KASUS TAMBANG: Pemkab nilai Churchill tak pernah investasi di Kutai Timur

Oleh Sutan Eries Adlin, Vega Aulia Pradipta
Minggu, 17 Juni 2012 | 16:52 WIB

JAKARTA: Pemerintah Kabupaten Kutai Timur menolak bernegosiasi dan siap menghadapi gugatan Churchill Minning Plc, perusahaan asal Inggris, di International Center For Settlement of Investment Disputes (ICSID) yang bermarkas di Washington.

Bupati Kutai Timur Isran Noor menegaskan bahwa setelah mempelajari gugatan Churchill Minning, Pemkab Kutai Timur merasa langkah perusahaan tambang asal Inggris itu tidak memiliki dasar hukum yang kuat.

"Kami telah menyiapkan data-data pendukung untuk melawan gugatan tersebut, pemerintah dalam hal ini juga mendukung dengan mengadakan rapat kordinasi dengan instasi terkait," ujar Isran dalam siaran persnya kepada Bisnis, Minggu 17 Juni 2012.

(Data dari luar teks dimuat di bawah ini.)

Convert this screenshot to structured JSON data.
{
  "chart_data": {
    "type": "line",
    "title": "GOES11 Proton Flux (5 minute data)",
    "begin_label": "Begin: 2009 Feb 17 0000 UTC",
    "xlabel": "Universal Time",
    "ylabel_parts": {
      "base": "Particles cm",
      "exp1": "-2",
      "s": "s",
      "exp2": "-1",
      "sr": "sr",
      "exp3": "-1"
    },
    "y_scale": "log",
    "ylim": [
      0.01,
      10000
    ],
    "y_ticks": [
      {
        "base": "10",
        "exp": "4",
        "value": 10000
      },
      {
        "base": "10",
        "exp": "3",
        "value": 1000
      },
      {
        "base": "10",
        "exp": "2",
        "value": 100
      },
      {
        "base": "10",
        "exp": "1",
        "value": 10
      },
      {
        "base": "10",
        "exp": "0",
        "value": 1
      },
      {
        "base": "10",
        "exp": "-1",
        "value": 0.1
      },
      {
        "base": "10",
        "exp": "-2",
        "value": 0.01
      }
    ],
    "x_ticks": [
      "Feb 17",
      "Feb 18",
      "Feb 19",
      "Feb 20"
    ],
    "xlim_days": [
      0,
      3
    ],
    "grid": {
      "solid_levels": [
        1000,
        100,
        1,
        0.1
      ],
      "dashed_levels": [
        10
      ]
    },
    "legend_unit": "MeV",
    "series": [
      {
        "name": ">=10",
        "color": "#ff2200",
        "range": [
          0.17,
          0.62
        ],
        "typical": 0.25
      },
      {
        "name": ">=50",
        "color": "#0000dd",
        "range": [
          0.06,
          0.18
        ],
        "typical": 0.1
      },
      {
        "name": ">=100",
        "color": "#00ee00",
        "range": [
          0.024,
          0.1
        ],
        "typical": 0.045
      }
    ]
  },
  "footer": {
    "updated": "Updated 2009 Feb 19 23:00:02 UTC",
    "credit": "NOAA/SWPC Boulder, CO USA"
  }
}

Isran menegaskan tidak pernah ada perusahaan asal Inggris bernama Churchill Mining Plc yang berinvestasi batu bara di daerahnya.

Menurut dia, yang ada hanyalah grup Ridlatama, pemilik empat izin tambang batu bara yang kemudian izinnya sudah dicabut oleh Pemkab Kutai Timur. Ternyata, belakangan Churchill memegang porsi 75% di proyek itu.

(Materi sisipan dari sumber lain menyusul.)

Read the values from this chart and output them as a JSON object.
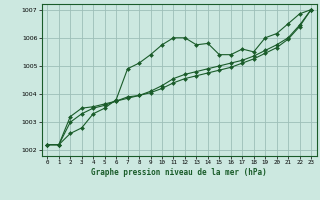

"Di mata kami, Churchill itu nggak pernah ada. Yang ada itu Ridlatama dan izin tambang mereka sudah dicabut. Dia [Churchill] mengakuisisi Ridlatama secara tersembunyi, ilegal. Sementara IUP [Izin Usaha Pertambangan] tidak boleh dimiliki asing, yang asing itu PKP2B dan KK, IUP nggak boleh," tegasnya.

Selain Bupati Kutai Tumir, Churchill Minning juga menggugat Presiden Republik Indonesia, Kemenlu, Kementerian ESDM dan BKPM dengan nilai gugatan US$2 miliar di ICSID menyusul adanya pencabutan izin dari empat perusahaan tersebut.

Churchill Minning memandang pencabutan izin empat perusahaan tersebut sebagai penyitaan kekayaan mereka dan juga sebagai tindakan perlakuan tidak setara antara investor asing dan lokal.

“Namun dalam permohonan arbitrase yang mereka ajukan, mereka tidak memberikan rincian dan bukti kepemilikan saham di 4 perusahaan tersebut,” ujar Kuasa Hukum Pemkab Kutai Timur Didi Darmawan.

Sebelumnya melalui berbagai pemberitaan di media massa internasional Churchill Mining menyebutkan bahwa mereka telah membeli 75% saham dari Ridlatama Group yang mempunyai 4 Izin Usaha Pertambangan di Kutai Timur.

Namun, menurut Didi, manajemen Ridlatama Group dalam surat jawaban kepada Bupati Kutai Timur menyaakan Churchill Minning hanya sebagai  Master Services Agreement.

“Jadi Churchill hanya sebagai partner penyedia jasa pertambangan saja, berita-berita yang beredar luas di dunia internasional banyak informasi yang tidak seimbang, ini yang sangat kami sayangkan,” ujarnya.

Menurut Didi, dasar Bupati Kutai Timur untuk mencabut empat IUP KP tersebut sangat kuat, yaitu adanya pelanggaran berdasarkan audit investigasi BPK dan rekomendasi dari Menteri Kehutanan.

“Terhadap pencabutan ini, Ridlatama yang mengajukan gugatan ke PTTUN telah dinyatakan kalah dan pengadlan memenangkan Pemkab Kutai Timnur. Begitupun di tingkat banding dan Mahkamah Agung, Pemkab Kutai Timur sudah dinyatakan menang dan berkekuatan hukum tetap.”